Annals of Human Genetics
- Discipline: Human genetics
- Language: English
- Edited by: Rosemary Ekong

Publication details
- Former name: Annals of Eugenics
- History: 1925–present
- Publisher: John Wiley & Sons
- Frequency: Bimonthly
- Impact factor: 1.670 (2020)

Standard abbreviations
- ISO 4: Ann. Hum. Genet.

Indexing
- CODEN: ANHGAA
- ISSN: 0003-4800 (print) 1469-1809 (web)
- LCCN: 28012242
- OCLC no.: 472337129

Links
- Journal homepage; Online access; Online archive;

= Annals of Human Genetics =

The Annals of Human Genetics is a bimonthly peer-reviewed scientific journal covering human genetics. It was established in 1925 by Karl Pearson as the Annals of Eugenics, with as subtitle, Darwin's epigram "I have no Faith in anything short of actual measurement and the rule of three". The journal obtained its current name in 1954 to reflect changing perceptions on eugenics.

==History==
===Annals of Eugenics===

Pearson edited the journal from 1925 to 1933. In a brief valedictory letter published at the time of his resignation, Pearson wrote that he had fallen short of his aspirations, having published only five volumes over eight years due to the limited financial resources of the Galton Laboratory. He reaffirmed his belief that eugenics was worthy as a subject of academic study and as a source of public policy, but warned against hastily adopting eugenic legislation, noting that the field contained too many theories weakly supported by anecdote or opinion.

Ronald Fisher took over as editor in 1934 and with Humphry Rolleston, Reginald Ruggles Gates and Dr John Alexander Fraser Roberts on the editorial board. The journal focused more clearly on genetics and mathematical statistics.

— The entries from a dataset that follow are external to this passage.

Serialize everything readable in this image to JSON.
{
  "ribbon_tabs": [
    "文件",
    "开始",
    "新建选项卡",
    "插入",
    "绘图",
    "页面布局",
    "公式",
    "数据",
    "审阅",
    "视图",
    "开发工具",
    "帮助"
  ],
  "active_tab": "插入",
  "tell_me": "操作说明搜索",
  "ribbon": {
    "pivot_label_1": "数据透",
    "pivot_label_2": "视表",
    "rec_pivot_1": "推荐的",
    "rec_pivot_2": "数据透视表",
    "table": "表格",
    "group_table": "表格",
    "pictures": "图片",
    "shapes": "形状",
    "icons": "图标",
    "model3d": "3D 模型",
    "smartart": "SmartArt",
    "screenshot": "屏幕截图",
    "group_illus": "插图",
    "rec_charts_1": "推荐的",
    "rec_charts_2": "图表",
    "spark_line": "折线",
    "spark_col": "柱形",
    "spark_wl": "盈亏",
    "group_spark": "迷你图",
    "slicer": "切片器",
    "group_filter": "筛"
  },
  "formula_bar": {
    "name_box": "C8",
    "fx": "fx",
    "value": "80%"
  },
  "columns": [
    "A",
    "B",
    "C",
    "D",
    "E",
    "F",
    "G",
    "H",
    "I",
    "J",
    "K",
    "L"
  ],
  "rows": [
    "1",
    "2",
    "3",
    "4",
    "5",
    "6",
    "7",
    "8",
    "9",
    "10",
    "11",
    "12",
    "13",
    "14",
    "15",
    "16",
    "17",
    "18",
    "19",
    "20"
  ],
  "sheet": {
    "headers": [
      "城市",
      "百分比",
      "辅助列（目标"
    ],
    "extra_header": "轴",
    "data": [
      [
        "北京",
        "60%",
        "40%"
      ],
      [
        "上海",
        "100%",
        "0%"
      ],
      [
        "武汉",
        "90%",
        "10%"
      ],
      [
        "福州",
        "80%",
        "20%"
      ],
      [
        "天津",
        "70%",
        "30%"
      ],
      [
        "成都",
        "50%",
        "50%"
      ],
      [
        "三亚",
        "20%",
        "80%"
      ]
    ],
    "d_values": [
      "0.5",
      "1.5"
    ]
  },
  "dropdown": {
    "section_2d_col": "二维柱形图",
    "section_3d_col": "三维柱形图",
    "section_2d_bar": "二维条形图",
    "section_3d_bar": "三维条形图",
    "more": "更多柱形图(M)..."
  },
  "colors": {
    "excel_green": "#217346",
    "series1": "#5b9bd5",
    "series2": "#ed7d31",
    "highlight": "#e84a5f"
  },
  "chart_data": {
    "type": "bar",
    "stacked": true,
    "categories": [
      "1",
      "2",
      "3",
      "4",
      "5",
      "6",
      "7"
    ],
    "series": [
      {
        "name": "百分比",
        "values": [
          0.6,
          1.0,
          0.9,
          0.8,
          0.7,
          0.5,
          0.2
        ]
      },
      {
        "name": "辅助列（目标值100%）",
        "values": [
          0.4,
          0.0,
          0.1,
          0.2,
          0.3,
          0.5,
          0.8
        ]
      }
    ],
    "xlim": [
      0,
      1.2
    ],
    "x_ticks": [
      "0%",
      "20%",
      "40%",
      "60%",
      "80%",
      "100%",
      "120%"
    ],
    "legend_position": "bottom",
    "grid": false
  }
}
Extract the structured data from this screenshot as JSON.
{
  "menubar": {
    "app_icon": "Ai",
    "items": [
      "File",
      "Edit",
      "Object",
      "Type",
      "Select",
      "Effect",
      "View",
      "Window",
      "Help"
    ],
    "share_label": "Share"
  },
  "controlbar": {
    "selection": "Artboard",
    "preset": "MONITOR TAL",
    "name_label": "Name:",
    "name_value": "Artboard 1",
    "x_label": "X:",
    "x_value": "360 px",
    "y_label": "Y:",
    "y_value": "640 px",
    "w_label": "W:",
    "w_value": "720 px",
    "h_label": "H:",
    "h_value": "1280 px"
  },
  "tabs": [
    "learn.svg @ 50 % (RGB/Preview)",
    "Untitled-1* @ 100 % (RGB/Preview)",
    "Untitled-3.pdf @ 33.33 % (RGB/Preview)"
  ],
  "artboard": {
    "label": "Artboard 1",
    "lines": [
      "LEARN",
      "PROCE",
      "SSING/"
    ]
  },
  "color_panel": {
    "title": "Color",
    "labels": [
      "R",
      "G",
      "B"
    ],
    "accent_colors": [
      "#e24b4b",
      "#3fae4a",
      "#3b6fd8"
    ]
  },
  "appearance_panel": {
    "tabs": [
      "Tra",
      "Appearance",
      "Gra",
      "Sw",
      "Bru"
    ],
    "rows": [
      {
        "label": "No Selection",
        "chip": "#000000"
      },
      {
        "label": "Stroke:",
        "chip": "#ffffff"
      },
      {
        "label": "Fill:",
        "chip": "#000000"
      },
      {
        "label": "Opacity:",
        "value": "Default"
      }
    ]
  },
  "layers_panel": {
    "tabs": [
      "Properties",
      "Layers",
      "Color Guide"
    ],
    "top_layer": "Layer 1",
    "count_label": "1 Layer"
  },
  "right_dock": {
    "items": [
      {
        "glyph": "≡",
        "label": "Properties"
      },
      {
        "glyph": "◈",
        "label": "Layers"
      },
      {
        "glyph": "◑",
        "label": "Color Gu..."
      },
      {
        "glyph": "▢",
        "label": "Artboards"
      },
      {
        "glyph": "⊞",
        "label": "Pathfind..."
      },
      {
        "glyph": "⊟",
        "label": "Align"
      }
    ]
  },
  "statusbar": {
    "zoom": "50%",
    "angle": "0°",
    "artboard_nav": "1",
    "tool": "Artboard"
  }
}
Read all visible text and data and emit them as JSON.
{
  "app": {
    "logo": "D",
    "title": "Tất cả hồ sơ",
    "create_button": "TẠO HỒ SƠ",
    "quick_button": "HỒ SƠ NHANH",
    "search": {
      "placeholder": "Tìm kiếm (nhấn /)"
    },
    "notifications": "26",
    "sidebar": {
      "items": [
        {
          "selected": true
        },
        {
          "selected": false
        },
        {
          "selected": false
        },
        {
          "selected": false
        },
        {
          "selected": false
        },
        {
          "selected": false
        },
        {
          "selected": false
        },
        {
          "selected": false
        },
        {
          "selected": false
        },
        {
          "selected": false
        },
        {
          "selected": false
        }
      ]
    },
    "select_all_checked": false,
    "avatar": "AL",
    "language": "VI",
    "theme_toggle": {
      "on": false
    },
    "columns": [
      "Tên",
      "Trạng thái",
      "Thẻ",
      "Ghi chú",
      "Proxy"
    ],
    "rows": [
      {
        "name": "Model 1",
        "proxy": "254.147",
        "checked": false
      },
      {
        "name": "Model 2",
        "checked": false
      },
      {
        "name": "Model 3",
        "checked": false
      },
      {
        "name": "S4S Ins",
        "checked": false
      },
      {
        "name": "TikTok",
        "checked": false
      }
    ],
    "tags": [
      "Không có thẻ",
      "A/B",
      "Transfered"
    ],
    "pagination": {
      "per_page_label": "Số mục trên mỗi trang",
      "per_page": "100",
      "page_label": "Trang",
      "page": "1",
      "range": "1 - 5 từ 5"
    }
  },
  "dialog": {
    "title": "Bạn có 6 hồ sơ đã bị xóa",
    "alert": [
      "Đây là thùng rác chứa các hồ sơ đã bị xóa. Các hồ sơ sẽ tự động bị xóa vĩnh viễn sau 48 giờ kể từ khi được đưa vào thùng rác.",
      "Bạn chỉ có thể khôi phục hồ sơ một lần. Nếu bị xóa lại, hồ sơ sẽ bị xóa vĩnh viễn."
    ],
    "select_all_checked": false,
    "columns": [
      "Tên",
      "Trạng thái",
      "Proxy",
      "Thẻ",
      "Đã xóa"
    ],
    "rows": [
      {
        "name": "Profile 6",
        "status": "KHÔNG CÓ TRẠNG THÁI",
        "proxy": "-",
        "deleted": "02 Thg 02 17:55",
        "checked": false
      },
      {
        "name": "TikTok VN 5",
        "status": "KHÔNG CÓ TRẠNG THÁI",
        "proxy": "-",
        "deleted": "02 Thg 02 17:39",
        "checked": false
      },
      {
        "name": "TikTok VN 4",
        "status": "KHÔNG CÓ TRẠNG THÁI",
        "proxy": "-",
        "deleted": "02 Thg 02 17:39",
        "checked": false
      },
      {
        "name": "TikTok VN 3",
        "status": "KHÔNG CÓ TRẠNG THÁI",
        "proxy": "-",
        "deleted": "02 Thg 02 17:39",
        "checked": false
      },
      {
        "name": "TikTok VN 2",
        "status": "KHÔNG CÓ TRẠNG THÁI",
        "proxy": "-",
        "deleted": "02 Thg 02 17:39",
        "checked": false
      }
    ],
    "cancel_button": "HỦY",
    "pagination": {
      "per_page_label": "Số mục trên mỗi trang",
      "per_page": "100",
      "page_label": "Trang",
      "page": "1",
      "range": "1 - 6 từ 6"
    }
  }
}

=== Ethical issues with rejection of an article related to China ===
In June 2021, the Annals refused to publish an article, coauthored by David Curtis, its editor-in-chief at the time, that suggested that academic journals should take a stance against China's human rights violations in Xinjiang. The journal has defended rejecting the piece and claimed that a boycott against China would be unfair and counterproductive (other journals also rejected the piece). It also denied being unduly deferential to China.